In a nutshell
I want to modify complex python objects at a time when each object is processed by only one process. How can I do this (most efficiently)? Will there be any help in etching help? Will it be effective?
Complete problem
I have a python ArrayDict data structure that basically consists of a numpy array and a dictionary and maps arbitrary indexes to strings in the array. In my case, all keys are integers.
a = ArrayDict() a[1234] = 12.5 a[10] = 3 print(a[1234])
Now I have several such ArrayDict and you want to fill them in myMethod(arrayDict, params) . Since myMethod expensive, I want to run it in parallel. Note that myMethod can add many lines to an ArrayDict . Each process changes its own ArrayDict . I do not need simultaneous access to ArrayDict s.
In myMethod I change the entries in the ArrayDict (i.e. change the numpy internal array), add entries to the ArrayDict (that is, add another index to the dictionary and write a new value in the internal array). In the end, I would like to be able to exchange an ArrayDict numpy internal array when it gets too small. This happens infrequently, and I can perform this action in the non-parallel part of my program if there is no better solution. My own attempts were not successful even without exchanging arrays.
I spent several days studying shared memory and python multiprocessing . Since I will finally be working on linux, the task seemed pretty simple: the fork() system call allows you to work effectively with copies of the arguments. My thought was to modify each ArrayDict in its own process, return a modified version of the object, and overwrite the original object.
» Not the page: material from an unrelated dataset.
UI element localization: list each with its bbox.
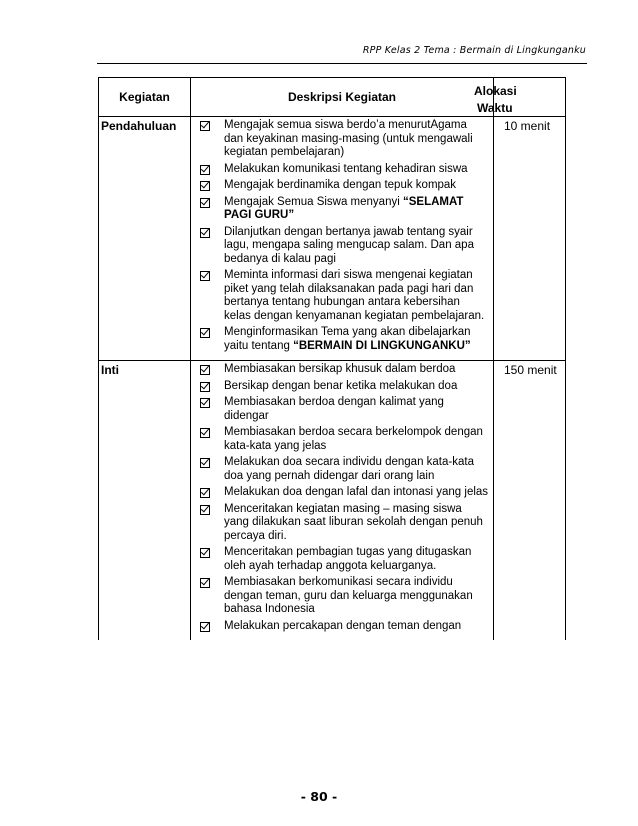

To save memory and save work for copying, I used additional sharedmem arrays to store data in ArrayDict . I know that the dictionary should still be copied.
from sharedmem import sharedmem import numpy as np n = ... # length of the data array myData = np.empty(n, dtype=object) myData[:] = [ArrayDict() for _ in range(n)] done = False while not done: consideredData = ... # numpy boolean array of length # n with True at the index of # considered data args = ... # numpy array containing arguments # for myMethod with sharedmem.MapReduce() as pool: results = pool.map(myMethod, list(zip(myData[considered], args[considered])), star=True) myData[considered] = results done = ... # depends on what happens in # myMethod
What I get is a segmentation error error. I was able to get around this error by creating deepcopies from ArrayDict to myMethod and saved them in myData . I really donβt understand why this is necessary, and often copying my (potentially very large) arrays (while loop takes a lot of time) is not so effective for me. However, at least it worked to a certain extent. However, my program has some errors on the 3rd iteration due to shared memory. Therefore, I believe that my path is not optimal.
I read here and here that it is possible to store aribtrary numpy arrays in shared memory using multiprocessing.Array . However, I still need to share the entire ArrayDict , which includes, in particular, a dictionary, which, in turn, is not matched.
How could I effectively achieve my goals? Would it be possible (and effective) to make my object selectable somehow?
All solutions should work with support for python 3 and full support for numpy / scipy on 64-bit Linux.
Edit
I found here that somehow you can share arbitrary objects using the Multiprocessing "Manager" classes and custom proxy classes. Will it be effective? I would like to use that I do not need simultaneous access to objects, although they are not processed in the main process. Will it be possible to create a manager for each object that I want to process? (Perhaps I still have some misconceptions about how manipulators work.)